Elias Barnès travaille avec son équipe lorsqu’on lui annonce le décès soudain de son père suite à une crise cardiaque. Ce dernier habite au Québec (Canada) dans la banlieue de Montréal. Elias est originaire de ce pays ; il l’a quitté depuis une vingtaine d’années. De surcroît, il est fâché avec son père qu’il n’a plus revu depuis tout ce temps. Les ponts sont définitivement coupés entre le père et le fils. Après quelques hésitations, et atermoiements, Elias accepte de se rendre au Canada afin régler la succession de son père.
Sur place tout est prêt : le mobilier de l’habitation sera donné à une association humanitaire, la maison sera mise en vente, les effets dispersés. En attendant les formalités (succession, enterrement, etc.), Elias, dans la maison déserte, découvre l’univers de son père …
Xavier Bertrand (55 ans) est un jeune réalisateur malgré son âge : sa courte filmographie ne comprend qu’un court métrage Avant que de tout perdre (2012) et sa déclinaison en long métrage Jusqu’à la garde (2017) avec le même duo d’acteurs (Léa Drucker, Denis Ménochet). Ce film (critique dans BasKulture en février 2018), un divorce douloureux, est en tous points remarquable par son sujet et son traitement : il engrange par moins de cinq César en 2019 dont celui du Meilleur Réalisateur, Meilleur Scénario Original, ainsi que d’autres prix internationaux (Lion d’argent à la Mostra de Venise 2017, etc.). Successeur est librement inspiré du roman d’Alexandre Postel, l’Ascendant (2015 : Gallimard). Avec la collaboration du québécois Dominik Parenteau-Lebeuf, Xavier Bertrand élabore l’histoire d’une relation toxique, posthume, entre un fils et son père. La narration a été déportée de France au Québec, ajoutant ainsi une note supplémentaire d’étrangeté due au dépaysement (physique et culturel) : Elias Barnès s’appelle en réalité Sébastien Barnès dans son pays natal. Sur place confronté à son passé, il retrouve son accent québécois gommant l’accent français.

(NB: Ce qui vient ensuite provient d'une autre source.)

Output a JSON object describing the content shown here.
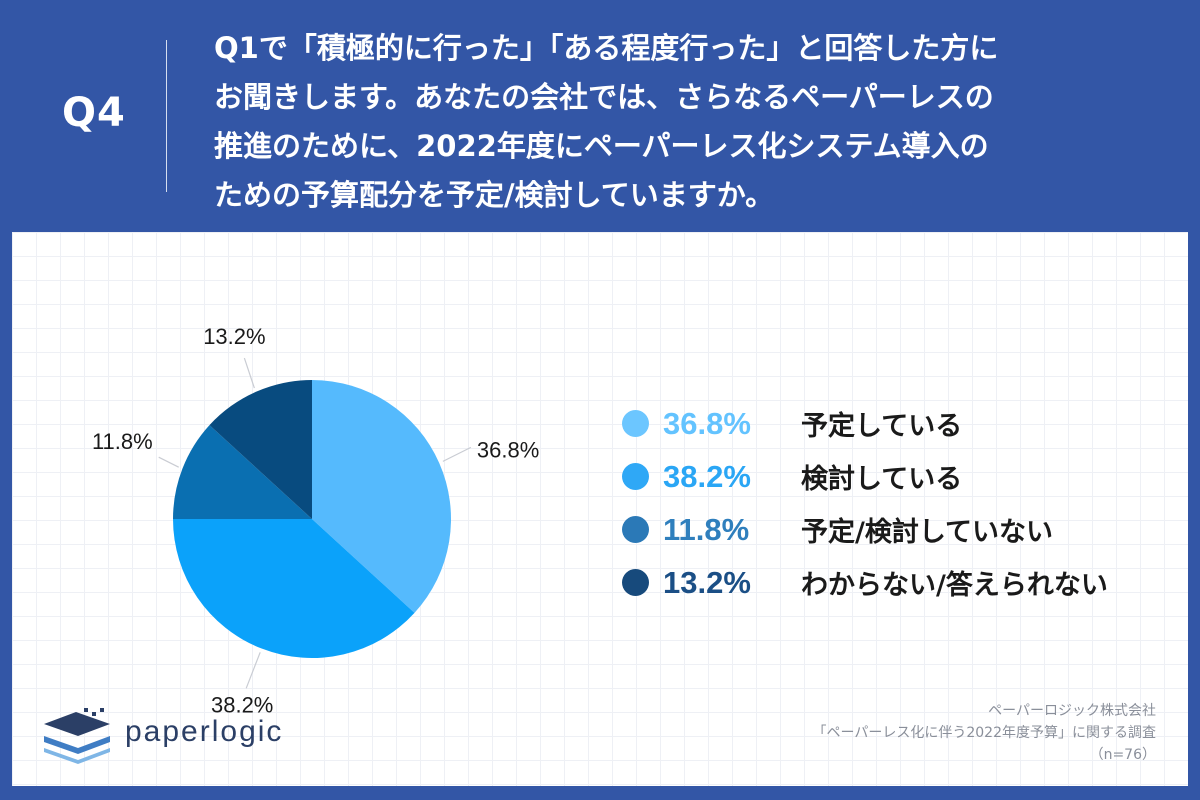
{
  "header": {
    "question_number": "Q4",
    "question_lines": [
      "Q1で「積極的に行った」「ある程度行った」と回答した方に",
      "お聞きします。あなたの会社では、さらなるペーパーレスの",
      "推進のために、2022年度にペーパーレス化システム導入の",
      "ための予算配分を予定/検討していますか。"
    ]
  },
  "chart_data": {
    "type": "pie",
    "slices": [
      {
        "label": "予定している",
        "value": 36.8,
        "value_label": "36.8%",
        "color": "#55bafd"
      },
      {
        "label": "検討している",
        "value": 38.2,
        "value_label": "38.2%",
        "color": "#0ba2fa"
      },
      {
        "label": "予定/検討していない",
        "value": 11.8,
        "value_label": "11.8%",
        "color": "#0a6fb1"
      },
      {
        "label": "わからない/答えられない",
        "value": 13.2,
        "value_label": "13.2%",
        "color": "#084b7f"
      }
    ],
    "legend_placement": "right",
    "start_angle": "12 o'clock",
    "direction": "clockwise"
  },
  "legend_colors": {
    "pct_text": [
      "#63c3ff",
      "#2aa6f5",
      "#2f7fbd",
      "#1b4f86"
    ],
    "dots": [
      "#6cc6ff",
      "#2fa8f6",
      "#2b79b7",
      "#174a7c"
    ]
  },
  "source": {
    "company": "ペーパーロジック株式会社",
    "survey": "「ペーパーレス化に伴う2022年度予算」に関する調査",
    "n": "（n=76）"
  },
  "logo": {
    "text": "paperlogic",
    "icon": "paperlogic-logo-icon"
  }
}
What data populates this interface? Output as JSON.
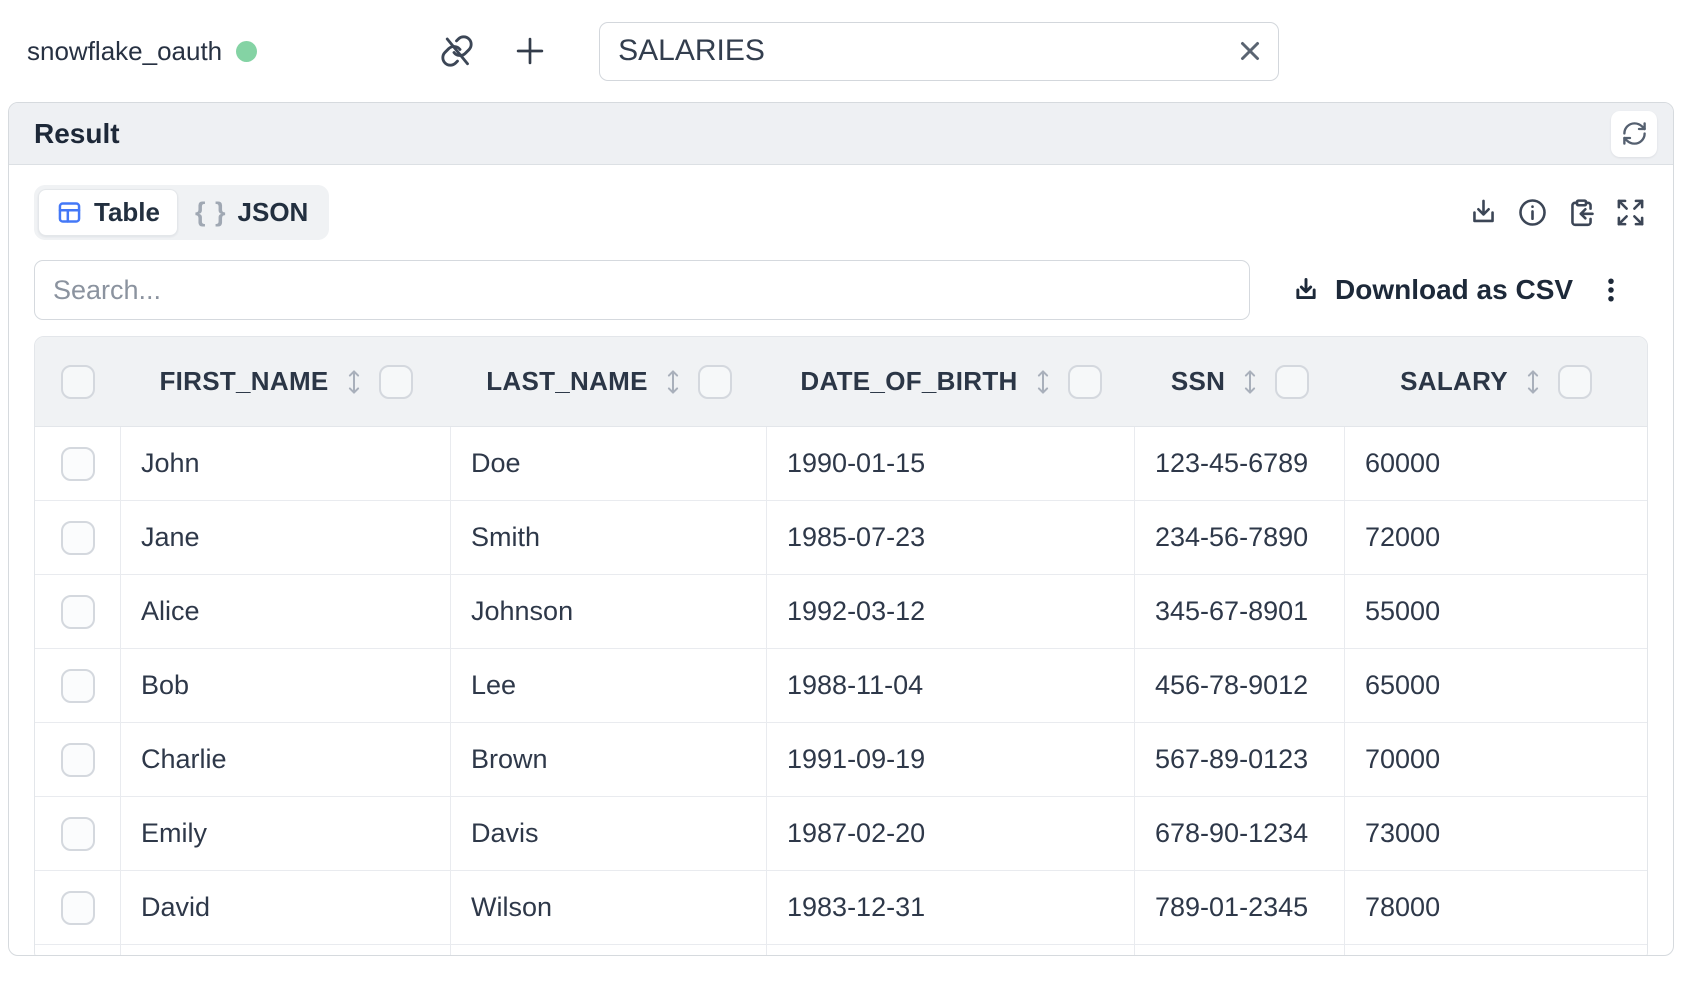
{
  "topbar": {
    "connection_name": "snowflake_oauth",
    "table_name_value": "SALARIES"
  },
  "result": {
    "title": "Result"
  },
  "view_tabs": {
    "table_label": "Table",
    "json_label": "JSON",
    "json_glyph": "{ }"
  },
  "toolbar": {
    "search_placeholder": "Search...",
    "download_csv_label": "Download as CSV"
  },
  "data_table": {
    "columns": [
      "FIRST_NAME",
      "LAST_NAME",
      "DATE_OF_BIRTH",
      "SSN",
      "SALARY"
    ],
    "rows": [
      [
        "John",
        "Doe",
        "1990-01-15",
        "123-45-6789",
        "60000"
      ],
      [
        "Jane",
        "Smith",
        "1985-07-23",
        "234-56-7890",
        "72000"
      ],
      [
        "Alice",
        "Johnson",
        "1992-03-12",
        "345-67-8901",
        "55000"
      ],
      [
        "Bob",
        "Lee",
        "1988-11-04",
        "456-78-9012",
        "65000"
      ],
      [
        "Charlie",
        "Brown",
        "1991-09-19",
        "567-89-0123",
        "70000"
      ],
      [
        "Emily",
        "Davis",
        "1987-02-20",
        "678-90-1234",
        "73000"
      ],
      [
        "David",
        "Wilson",
        "1983-12-31",
        "789-01-2345",
        "78000"
      ]
    ]
  },
  "icons": {
    "status_dot": "green-circle",
    "unlink": "broken-link-with-slash",
    "add": "plus",
    "clear": "x-cross",
    "refresh": "circular-arrows",
    "table_view": "table-grid",
    "json_view": "{ }",
    "download": "arrow-down-to-tray",
    "info": "i-in-circle",
    "copy_result": "clipboard-with-arrow",
    "expand": "four-corner-arrows",
    "more": "vertical-ellipsis",
    "sort": "up-down-arrow"
  },
  "colors": {
    "accent_blue": "#4478f7",
    "status_green": "#84d3a4",
    "header_bg": "#f0f2f4",
    "panel_bar_bg": "#eef0f3",
    "text_dark": "#1d2939"
  }
}
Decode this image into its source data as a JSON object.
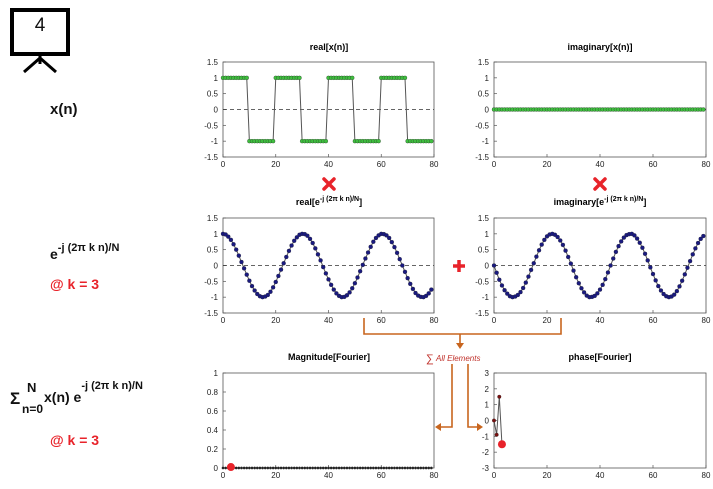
{
  "slide": {
    "number": "4"
  },
  "rows": {
    "signal": {
      "label": "x(n)"
    },
    "kernel": {
      "base": "e",
      "exponent": "-j (2π k n)/N",
      "k_note": "@ k = 3"
    },
    "result": {
      "sigma": "Σ",
      "upper": "N",
      "lower": "n=0",
      "body": "x(n) e",
      "exponent": "-j (2π k n)/N",
      "k_note": "@ k = 3"
    }
  },
  "annotations": {
    "sum_label": "All Elements"
  },
  "charts": {
    "real_x": {
      "title": "real[x(n)]",
      "x_ticks": [
        "0",
        "20",
        "40",
        "60",
        "80"
      ],
      "y_ticks": [
        "1.5",
        "1",
        "0.5",
        "0",
        "-0.5",
        "-1",
        "-1.5"
      ]
    },
    "imag_x": {
      "title": "imaginary[x(n)]",
      "x_ticks": [
        "0",
        "20",
        "40",
        "60",
        "80"
      ],
      "y_ticks": [
        "1.5",
        "1",
        "0.5",
        "0",
        "-0.5",
        "-1",
        "-1.5"
      ]
    },
    "real_e": {
      "title_main": "real[e",
      "title_sup": "-j (2π k n)/N",
      "title_end": "]",
      "x_ticks": [
        "0",
        "20",
        "40",
        "60",
        "80"
      ],
      "y_ticks": [
        "1.5",
        "1",
        "0.5",
        "0",
        "-0.5",
        "-1",
        "-1.5"
      ]
    },
    "imag_e": {
      "title_main": "imaginary[e",
      "title_sup": "-j (2π k n)/N",
      "title_end": "]",
      "x_ticks": [
        "0",
        "20",
        "40",
        "60",
        "80"
      ],
      "y_ticks": [
        "1.5",
        "1",
        "0.5",
        "0",
        "-0.5",
        "-1",
        "-1.5"
      ]
    },
    "magnitude": {
      "title": "Magnitude[Fourier]",
      "x_ticks": [
        "0",
        "20",
        "40",
        "60",
        "80"
      ],
      "y_ticks": [
        "1",
        "0.8",
        "0.6",
        "0.4",
        "0.2",
        "0"
      ]
    },
    "phase": {
      "title": "phase[Fourier]",
      "x_ticks": [
        "0",
        "20",
        "40",
        "60",
        "80"
      ],
      "y_ticks": [
        "3",
        "2",
        "1",
        "0",
        "-1",
        "-2",
        "-3"
      ]
    }
  },
  "colors": {
    "signal_dots": "#3fbf3f",
    "kernel_dots": "#1a1a80",
    "highlight": "#e8232a",
    "flow_arrow": "#c8651e",
    "multiply_x": "#e8232a",
    "plus": "#e8232a"
  },
  "chart_data": [
    {
      "type": "line",
      "title": "real[x(n)]",
      "xlim": [
        0,
        80
      ],
      "ylim": [
        -1.5,
        1.5
      ],
      "x": [
        0,
        1,
        2,
        3,
        4,
        5,
        6,
        7,
        8,
        9,
        10,
        11,
        12,
        13,
        14,
        15,
        16,
        17,
        18,
        19,
        20,
        21,
        22,
        23,
        24,
        25,
        26,
        27,
        28,
        29,
        30,
        31,
        32,
        33,
        34,
        35,
        36,
        37,
        38,
        39,
        40,
        41,
        42,
        43,
        44,
        45,
        46,
        47,
        48,
        49,
        50,
        51,
        52,
        53,
        54,
        55,
        56,
        57,
        58,
        59,
        60,
        61,
        62,
        63,
        64,
        65,
        66,
        67,
        68,
        69,
        70,
        71,
        72,
        73,
        74,
        75,
        76,
        77,
        78,
        79
      ],
      "y": [
        1,
        1,
        1,
        1,
        1,
        1,
        1,
        1,
        1,
        1,
        -1,
        -1,
        -1,
        -1,
        -1,
        -1,
        -1,
        -1,
        -1,
        -1,
        1,
        1,
        1,
        1,
        1,
        1,
        1,
        1,
        1,
        1,
        -1,
        -1,
        -1,
        -1,
        -1,
        -1,
        -1,
        -1,
        -1,
        -1,
        1,
        1,
        1,
        1,
        1,
        1,
        1,
        1,
        1,
        1,
        -1,
        -1,
        -1,
        -1,
        -1,
        -1,
        -1,
        -1,
        -1,
        -1,
        1,
        1,
        1,
        1,
        1,
        1,
        1,
        1,
        1,
        1,
        -1,
        -1,
        -1,
        -1,
        -1,
        -1,
        -1,
        -1,
        -1,
        -1
      ]
    },
    {
      "type": "line",
      "title": "imaginary[x(n)]",
      "xlim": [
        0,
        80
      ],
      "ylim": [
        -1.5,
        1.5
      ],
      "x": [
        0,
        1,
        2,
        3,
        4,
        5,
        6,
        7,
        8,
        9,
        10,
        11,
        12,
        13,
        14,
        15,
        16,
        17,
        18,
        19,
        20,
        21,
        22,
        23,
        24,
        25,
        26,
        27,
        28,
        29,
        30,
        31,
        32,
        33,
        34,
        35,
        36,
        37,
        38,
        39,
        40,
        41,
        42,
        43,
        44,
        45,
        46,
        47,
        48,
        49,
        50,
        51,
        52,
        53,
        54,
        55,
        56,
        57,
        58,
        59,
        60,
        61,
        62,
        63,
        64,
        65,
        66,
        67,
        68,
        69,
        70,
        71,
        72,
        73,
        74,
        75,
        76,
        77,
        78,
        79
      ],
      "y": [
        0,
        0,
        0,
        0,
        0,
        0,
        0,
        0,
        0,
        0,
        0,
        0,
        0,
        0,
        0,
        0,
        0,
        0,
        0,
        0,
        0,
        0,
        0,
        0,
        0,
        0,
        0,
        0,
        0,
        0,
        0,
        0,
        0,
        0,
        0,
        0,
        0,
        0,
        0,
        0,
        0,
        0,
        0,
        0,
        0,
        0,
        0,
        0,
        0,
        0,
        0,
        0,
        0,
        0,
        0,
        0,
        0,
        0,
        0,
        0,
        0,
        0,
        0,
        0,
        0,
        0,
        0,
        0,
        0,
        0,
        0,
        0,
        0,
        0,
        0,
        0,
        0,
        0,
        0,
        0
      ]
    },
    {
      "type": "line",
      "title": "real[e^-j (2π k n)/N]",
      "xlim": [
        0,
        80
      ],
      "ylim": [
        -1.5,
        1.5
      ],
      "x": [
        0,
        1,
        2,
        3,
        4,
        5,
        6,
        7,
        8,
        9,
        10,
        11,
        12,
        13,
        14,
        15,
        16,
        17,
        18,
        19,
        20,
        21,
        22,
        23,
        24,
        25,
        26,
        27,
        28,
        29,
        30,
        31,
        32,
        33,
        34,
        35,
        36,
        37,
        38,
        39,
        40,
        41,
        42,
        43,
        44,
        45,
        46,
        47,
        48,
        49,
        50,
        51,
        52,
        53,
        54,
        55,
        56,
        57,
        58,
        59,
        60,
        61,
        62,
        63,
        64,
        65,
        66,
        67,
        68,
        69,
        70,
        71,
        72,
        73,
        74,
        75,
        76,
        77,
        78,
        79
      ],
      "y": [
        1,
        0.98,
        0.91,
        0.81,
        0.67,
        0.5,
        0.31,
        0.11,
        -0.09,
        -0.29,
        -0.48,
        -0.65,
        -0.79,
        -0.9,
        -0.97,
        -1,
        -0.98,
        -0.93,
        -0.83,
        -0.69,
        -0.52,
        -0.33,
        -0.13,
        0.07,
        0.27,
        0.46,
        0.63,
        0.78,
        0.89,
        0.97,
        1,
        0.99,
        0.94,
        0.84,
        0.71,
        0.54,
        0.35,
        0.16,
        -0.05,
        -0.25,
        -0.44,
        -0.61,
        -0.76,
        -0.88,
        -0.96,
        -1,
        -0.99,
        -0.94,
        -0.85,
        -0.72,
        -0.56,
        -0.38,
        -0.18,
        0.02,
        0.22,
        0.41,
        0.59,
        0.75,
        0.87,
        0.95,
        1,
        0.99,
        0.95,
        0.87,
        0.74,
        0.58,
        0.4,
        0.2,
        0,
        -0.2,
        -0.4,
        -0.58,
        -0.74,
        -0.87,
        -0.95,
        -0.99,
        -1,
        -0.96,
        -0.88,
        -0.76
      ]
    },
    {
      "type": "line",
      "title": "imaginary[e^-j (2π k n)/N]",
      "xlim": [
        0,
        80
      ],
      "ylim": [
        -1.5,
        1.5
      ],
      "x": [
        0,
        1,
        2,
        3,
        4,
        5,
        6,
        7,
        8,
        9,
        10,
        11,
        12,
        13,
        14,
        15,
        16,
        17,
        18,
        19,
        20,
        21,
        22,
        23,
        24,
        25,
        26,
        27,
        28,
        29,
        30,
        31,
        32,
        33,
        34,
        35,
        36,
        37,
        38,
        39,
        40,
        41,
        42,
        43,
        44,
        45,
        46,
        47,
        48,
        49,
        50,
        51,
        52,
        53,
        54,
        55,
        56,
        57,
        58,
        59,
        60,
        61,
        62,
        63,
        64,
        65,
        66,
        67,
        68,
        69,
        70,
        71,
        72,
        73,
        74,
        75,
        76,
        77,
        78,
        79
      ],
      "y": [
        0,
        -0.23,
        -0.45,
        -0.63,
        -0.78,
        -0.89,
        -0.97,
        -1,
        -0.98,
        -0.93,
        -0.84,
        -0.71,
        -0.54,
        -0.35,
        -0.14,
        0.07,
        0.28,
        0.48,
        0.66,
        0.81,
        0.92,
        0.98,
        1,
        0.97,
        0.9,
        0.79,
        0.65,
        0.47,
        0.27,
        0.06,
        -0.16,
        -0.37,
        -0.56,
        -0.72,
        -0.85,
        -0.95,
        -1,
        -0.99,
        -0.96,
        -0.88,
        -0.76,
        -0.61,
        -0.43,
        -0.22,
        0,
        0.22,
        0.43,
        0.61,
        0.76,
        0.88,
        0.96,
        0.99,
        1,
        0.95,
        0.85,
        0.72,
        0.56,
        0.37,
        0.16,
        -0.06,
        -0.27,
        -0.47,
        -0.65,
        -0.79,
        -0.9,
        -0.97,
        -1,
        -0.98,
        -0.92,
        -0.81,
        -0.66,
        -0.48,
        -0.28,
        -0.07,
        0.14,
        0.35,
        0.54,
        0.71,
        0.84,
        0.93
      ]
    },
    {
      "type": "line",
      "title": "Magnitude[Fourier]",
      "xlim": [
        0,
        80
      ],
      "ylim": [
        0,
        1
      ],
      "x": [
        0,
        1,
        2,
        3,
        4,
        5,
        6,
        7,
        8,
        9,
        10,
        11,
        12,
        13,
        14,
        15,
        16,
        17,
        18,
        19,
        20,
        21,
        22,
        23,
        24,
        25,
        26,
        27,
        28,
        29,
        30,
        31,
        32,
        33,
        34,
        35,
        36,
        37,
        38,
        39,
        40,
        41,
        42,
        43,
        44,
        45,
        46,
        47,
        48,
        49,
        50,
        51,
        52,
        53,
        54,
        55,
        56,
        57,
        58,
        59,
        60,
        61,
        62,
        63,
        64,
        65,
        66,
        67,
        68,
        69,
        70,
        71,
        72,
        73,
        74,
        75,
        76,
        77,
        78,
        79
      ],
      "y": [
        0,
        0,
        0,
        0.01,
        0,
        0,
        0,
        0,
        0,
        0,
        0,
        0,
        0,
        0,
        0,
        0,
        0,
        0,
        0,
        0,
        0,
        0,
        0,
        0,
        0,
        0,
        0,
        0,
        0,
        0,
        0,
        0,
        0,
        0,
        0,
        0,
        0,
        0,
        0,
        0,
        0,
        0,
        0,
        0,
        0,
        0,
        0,
        0,
        0,
        0,
        0,
        0,
        0,
        0,
        0,
        0,
        0,
        0,
        0,
        0,
        0,
        0,
        0,
        0,
        0,
        0,
        0,
        0,
        0,
        0,
        0,
        0,
        0,
        0,
        0,
        0,
        0,
        0,
        0,
        0
      ],
      "highlight": {
        "x": 3,
        "y": 0.01
      }
    },
    {
      "type": "line",
      "title": "phase[Fourier]",
      "xlim": [
        0,
        80
      ],
      "ylim": [
        -3,
        3
      ],
      "x": [
        0,
        1,
        2,
        3
      ],
      "y": [
        0,
        -0.9,
        1.5,
        -1.5
      ],
      "highlight": {
        "x": 3,
        "y": -1.5
      }
    }
  ]
}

Xavier Bertrand déclare à propos de son second opus : « ce qui est le plus intéressant, c’est que le Successeur est sans doute un film de genre, mais d’un genre indéfinissable, hybride, polymorphe : un film néo-noir, conte d’épouvante, parabole tragique, thriller anxiogène ? ». Le récit bien construit, en miroir (France, Québec) malgré quelques facilités de scénario (le comportement par instant incohérent d’Elias) n’en demeure pas moins redoutable, pervers ; il se dévide crescendo.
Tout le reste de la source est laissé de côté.